Sam follows me. I don’t make him go back to his bed. I run my fingers through his hair; it’s getting long, but he doesn’t want to cut it.
I stick my head in Elise’s office where she has been quietly working for an hour or so. She is staring blankly at the computer screen, not really reading or editing pictures. Her gaze is far-off.
“Is there anything else we need at the store?” I ask.
The corners of her mouth turn down. I hug her. “I feel sad,” she tells me. “You wouldn’t be human if you didn’t.”
Sam and I step out into the sun. It’s hot, but the wind has started blowing. It hasn’t cooled anything down yet; it’s more like a blast furnace. We walk to the grocery store, Sam squinting against the sun.

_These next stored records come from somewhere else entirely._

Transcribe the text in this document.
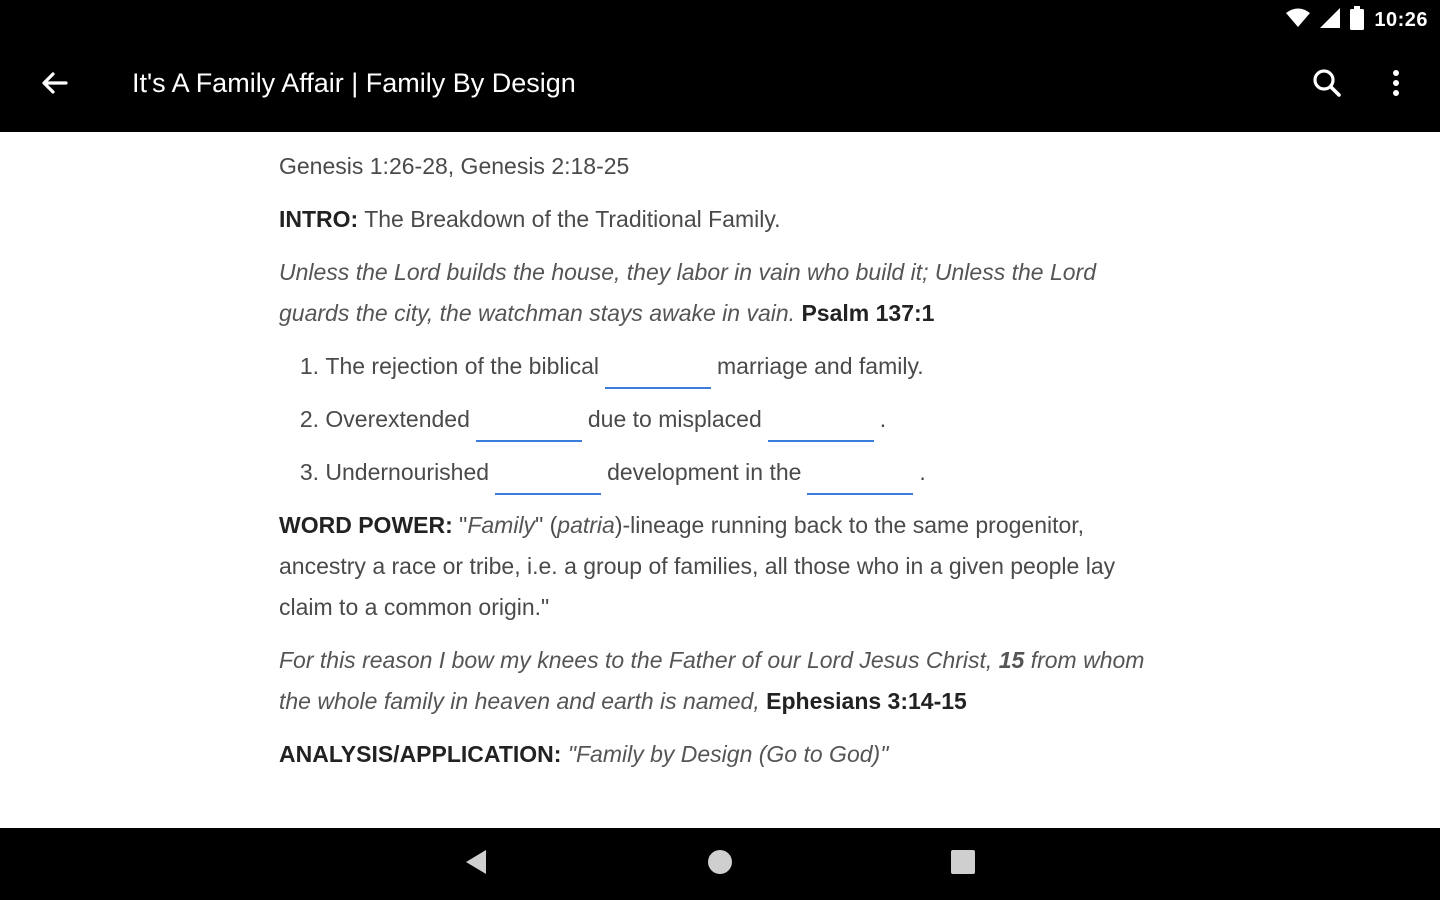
10:26
It's A Family Affair | Family By Design

Genesis 1:26-28, Genesis 2:18-25

INTRO: The Breakdown of the Traditional Family.

Unless the Lord builds the house, they labor in vain who build it; Unless the Lord guards the city, the watchman stays awake in vain. Psalm 137:1

1.
The rejection of the biblical	marriage and family.
2.
Overextended	due to misplaced	.
3.
Undernourished	development in the	.

WORD POWER: "Family" (patria)-lineage running back to the same progenitor, ancestry a race or tribe, i.e. a group of families, all those who in a given people lay claim to a common origin."

For this reason I bow my knees to the Father of our Lord Jesus Christ, 15 from whom the whole family in heaven and earth is named, Ephesians 3:14-15

ANALYSIS/APPLICATION: "Family by Design (Go to God)"
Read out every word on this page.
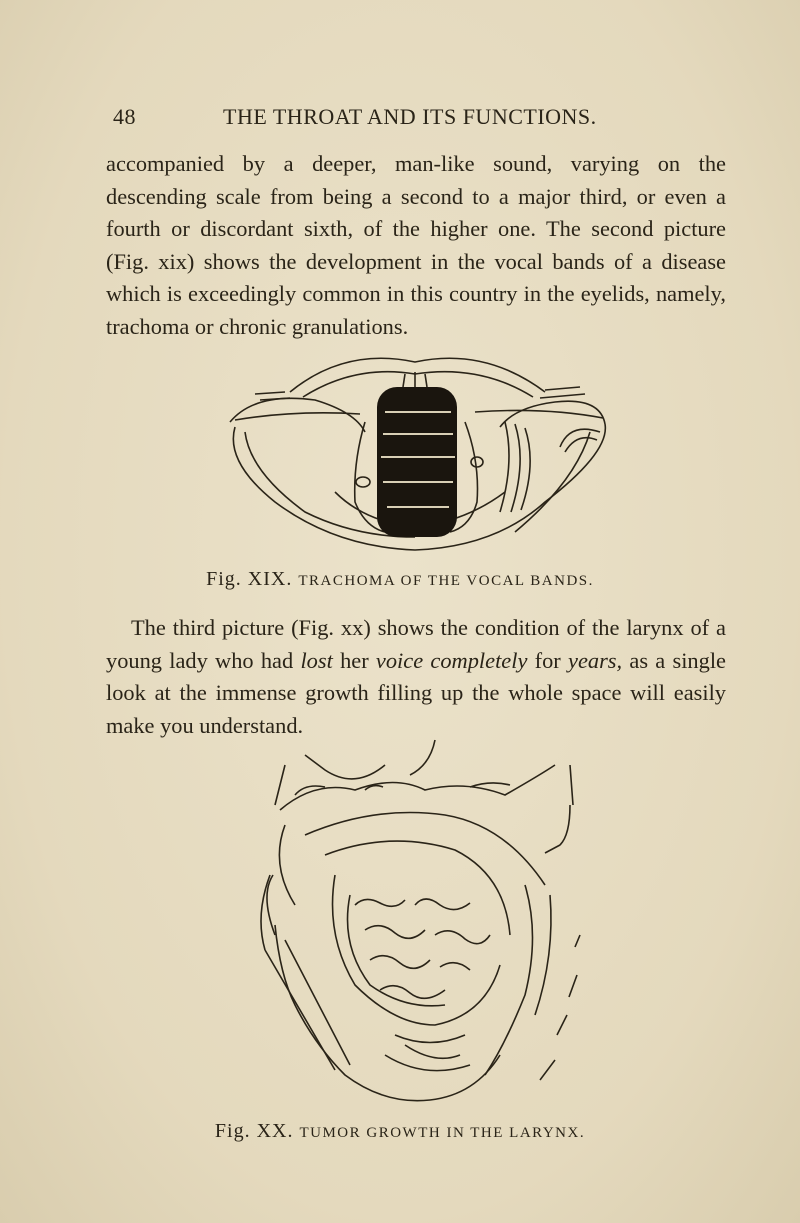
48	THE THROAT AND ITS FUNCTIONS.

accompanied by a deeper, man-like sound, varying on the descending scale from being a second to a major third, or even a fourth or discordant sixth, of the higher one. The second picture (Fig. xix) shows the development in the vocal bands of a disease which is exceedingly common in this country in the eyelids, namely, trachoma or chronic granulations.

Fig. XIX. TRACHOMA OF THE VOCAL BANDS.

The third picture (Fig. xx) shows the condition of the larynx of a young lady who had lost her voice completely for years, as a single look at the immense growth filling up the whole space will easily make you understand.

Fig. XX. TUMOR GROWTH IN THE LARYNX.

I know I should talk to him, say something, ask him about his day or about school or a book that he is reading. I know I should take advantage of this rare and precious one-on-one moment, father and son, but I can’t think of anything to say. I have trouble swallowing around a lump in my throat. I fight back tears.
“How is your new book?” I finally manage.

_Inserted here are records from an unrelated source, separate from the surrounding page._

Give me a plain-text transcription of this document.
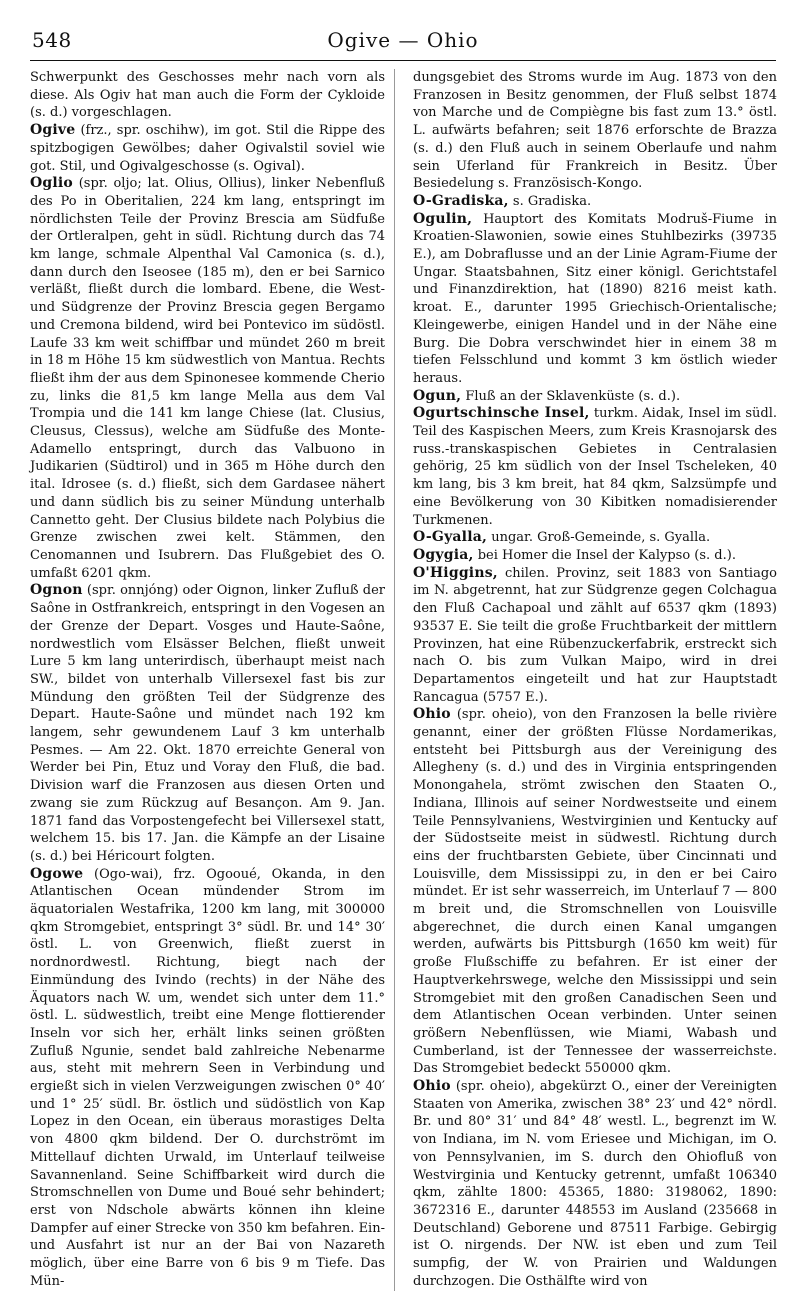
548	Ogive — Ohio

Schwerpunkt des Geschosses mehr nach vorn als diese. Als Ogiv hat man auch die Form der Cykloide (s. d.) vorgeschlagen.

Ogive (frz., spr. oschihw), im got. Stil die Rippe des spitzbogigen Gewölbes; daher Ogivalstil soviel wie got. Stil, und Ogivalgeschosse (s. Ogival).

Oglio (spr. oljo; lat. Olius, Ollius), linker Nebenfluß des Po in Oberitalien, 224 km lang, entspringt im nördlichsten Teile der Provinz Brescia am Südfuße der Ortleralpen, geht in südl. Richtung durch das 74 km lange, schmale Alpenthal Val Camonica (s. d.), dann durch den Iseosee (185 m), den er bei Sarnico verläßt, fließt durch die lombard. Ebene, die West- und Südgrenze der Provinz Brescia gegen Bergamo und Cremona bildend, wird bei Pontevico im südöstl. Laufe 33 km weit schiffbar und mündet 260 m breit in 18 m Höhe 15 km südwestlich von Mantua. Rechts fließt ihm der aus dem Spinonesee kommende Cherio zu, links die 81,5 km lange Mella aus dem Val Trompia und die 141 km lange Chiese (lat. Clusius, Cleusus, Clessus), welche am Südfuße des Monte-Adamello entspringt, durch das Valbuono in Judikarien (Südtirol) und in 365 m Höhe durch den ital. Idrosee (s. d.) fließt, sich dem Gardasee nähert und dann südlich bis zu seiner Mündung unterhalb Cannetto geht. Der Clusius bildete nach Polybius die Grenze zwischen zwei kelt. Stämmen, den Cenomannen und Isubrern. Das Flußgebiet des O. umfaßt 6201 qkm.

Ognon (spr. onnjóng) oder Oignon, linker Zufluß der Saône in Ostfrankreich, entspringt in den Vogesen an der Grenze der Depart. Vosges und Haute-Saône, nordwestlich vom Elsässer Belchen, fließt unweit Lure 5 km lang unterirdisch, überhaupt meist nach SW., bildet von unterhalb Villersexel fast bis zur Mündung den größten Teil der Südgrenze des Depart. Haute-Saône und mündet nach 192 km langem, sehr gewundenem Lauf 3 km unterhalb Pesmes. — Am 22. Okt. 1870 erreichte General von Werder bei Pin, Etuz und Voray den Fluß, die bad. Division warf die Franzosen aus diesen Orten und zwang sie zum Rückzug auf Besançon. Am 9. Jan. 1871 fand das Vorpostengefecht bei Villersexel statt, welchem 15. bis 17. Jan. die Kämpfe an der Lisaine (s. d.) bei Héricourt folgten.

Ogowe (Ogo-wai), frz. Ogooué, Okanda, in den Atlantischen Ocean mündender Strom im äquatorialen Westafrika, 1200 km lang, mit 300000 qkm Stromgebiet, entspringt 3° südl. Br. und 14° 30′ östl. L. von Greenwich, fließt zuerst in nordnordwestl. Richtung, biegt nach der Einmündung des Ivindo (rechts) in der Nähe des Äquators nach W. um, wendet sich unter dem 11.° östl. L. südwestlich, treibt eine Menge flottierender Inseln vor sich her, erhält links seinen größten Zufluß Ngunie, sendet bald zahlreiche Nebenarme aus, steht mit mehrern Seen in Verbindung und ergießt sich in vielen Verzweigungen zwischen 0° 40′ und 1° 25′ südl. Br. östlich und südöstlich von Kap Lopez in den Ocean, ein überaus morastiges Delta von 4800 qkm bildend. Der O. durchströmt im Mittellauf dichten Urwald, im Unterlauf teilweise Savannenland. Seine Schiffbarkeit wird durch die Stromschnellen von Dume und Boué sehr behindert; erst von Ndschole abwärts können ihn kleine Dampfer auf einer Strecke von 350 km befahren. Ein- und Ausfahrt ist nur an der Bai von Nazareth möglich, über eine Barre von 6 bis 9 m Tiefe. Das Mün-

dungsgebiet des Stroms wurde im Aug. 1873 von den Franzosen in Besitz genommen, der Fluß selbst 1874 von Marche und de Compiègne bis fast zum 13.° östl. L. aufwärts befahren; seit 1876 erforschte de Brazza (s. d.) den Fluß auch in seinem Oberlaufe und nahm sein Uferland für Frankreich in Besitz. Über Besiedelung s. Französisch-Kongo.

O-Gradiska, s. Gradiska.

Ogulin, Hauptort des Komitats Modruš-Fiume in Kroatien-Slawonien, sowie eines Stuhlbezirks (39735 E.), am Dobraflusse und an der Linie Agram-Fiume der Ungar. Staatsbahnen, Sitz einer königl. Gerichtstafel und Finanzdirektion, hat (1890) 8216 meist kath. kroat. E., darunter 1995 Griechisch-Orientalische; Kleingewerbe, einigen Handel und in der Nähe eine Burg. Die Dobra verschwindet hier in einem 38 m tiefen Felsschlund und kommt 3 km östlich wieder heraus.

Ogun, Fluß an der Sklavenküste (s. d.).

Ogurtschinsche Insel, turkm. Aidak, Insel im südl. Teil des Kaspischen Meers, zum Kreis Krasnojarsk des russ.-transkaspischen Gebietes in Centralasien gehörig, 25 km südlich von der Insel Tscheleken, 40 km lang, bis 3 km breit, hat 84 qkm, Salzsümpfe und eine Bevölkerung von 30 Kibitken nomadisierender Turkmenen.

O-Gyalla, ungar. Groß-Gemeinde, s. Gyalla.

Ogygia, bei Homer die Insel der Kalypso (s. d.).

O'Higgins, chilen. Provinz, seit 1883 von Santiago im N. abgetrennt, hat zur Südgrenze gegen Colchagua den Fluß Cachapoal und zählt auf 6537 qkm (1893) 93537 E. Sie teilt die große Fruchtbarkeit der mittlern Provinzen, hat eine Rübenzuckerfabrik, erstreckt sich nach O. bis zum Vulkan Maipo, wird in drei Departamentos eingeteilt und hat zur Hauptstadt Rancagua (5757 E.).

Ohio (spr. oheio), von den Franzosen la belle rivière genannt, einer der größten Flüsse Nordamerikas, entsteht bei Pittsburgh aus der Vereinigung des Allegheny (s. d.) und des in Virginia entspringenden Monongahela, strömt zwischen den Staaten O., Indiana, Illinois auf seiner Nordwestseite und einem Teile Pennsylvaniens, Westvirginien und Kentucky auf der Südostseite meist in südwestl. Richtung durch eins der fruchtbarsten Gebiete, über Cincinnati und Louisville, dem Mississippi zu, in den er bei Cairo mündet. Er ist sehr wasserreich, im Unterlauf 7 — 800 m breit und, die Stromschnellen von Louisville abgerechnet, die durch einen Kanal umgangen werden, aufwärts bis Pittsburgh (1650 km weit) für große Flußschiffe zu befahren. Er ist einer der Hauptverkehrswege, welche den Mississippi und sein Stromgebiet mit den großen Canadischen Seen und dem Atlantischen Ocean verbinden. Unter seinen größern Nebenflüssen, wie Miami, Wabash und Cumberland, ist der Tennessee der wasserreichste. Das Stromgebiet bedeckt 550000 qkm.

Ohio (spr. oheio), abgekürzt O., einer der Vereinigten Staaten von Amerika, zwischen 38° 23′ und 42° nördl. Br. und 80° 31′ und 84° 48′ westl. L., begrenzt im W. von Indiana, im N. vom Eriesee und Michigan, im O. von Pennsylvanien, im S. durch den Ohiofluß von Westvirginia und Kentucky getrennt, umfaßt 106340 qkm, zählte 1800: 45365, 1880: 3198062, 1890: 3672316 E., darunter 448553 im Ausland (235668 in Deutschland) Geborene und 87511 Farbige. Gebirgig ist O. nirgends. Der NW. ist eben und zum Teil sumpfig, der W. von Prairien und Waldungen durchzogen. Die Osthälfte wird von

He likes it. It’s about animal wizards, a book for a kid who is not quite ready for Harry Potter. Sam may never be, and that’s okay. I now wish that remains the case.
We take our time at the grocery, mostly because I have no idea where anything is. I start toward one end of the store looking for the bakery until Sam steers me toward the opposite end.
I stop at Starbucks for iced coffees, one for me and one with coconut milk for Elise. It helps somewhat, but my hamstrings and legs are in smoldering pain. I can’t sit for long periods of time because of my hamstrings and glutes and I can’t stand because my legs are so damn tired.
Home, I cut watermelon while Elise puts out the burger fixings. She stops me in front of the refrigerator and hugs me, telling me she loves me.
Our friends arrive. Perhaps the distraction is welcome. Perhaps not. I can’t decide or can’t tell or am too tried to care. I drink three beers very fast and unapologetically, then turn my attention to grilling, finding distraction in the manual task, the raw ritual of preparing food.
Later that evening, she takes baths while I clean the kitchen. I am patient as I help the kids into their pajamas, not wanting to escape them, not wanting to be anywhere else, not wanting them to ever think that I don’t appreciate them as people or that I ever do not value their company. I have become more conscientious about listening to them when they talk or, at least, I try to. Sam falls asleep immediately, not having napped. Peter needs water and complains that he is hungry and wants carrots, though I tell him I’ll get him some in the morning. I am in bed, reading, too tired now to move. Eventually, Clementine’s is the only voice left, a tiny echo. I don’t know who falls asleep first, me or her.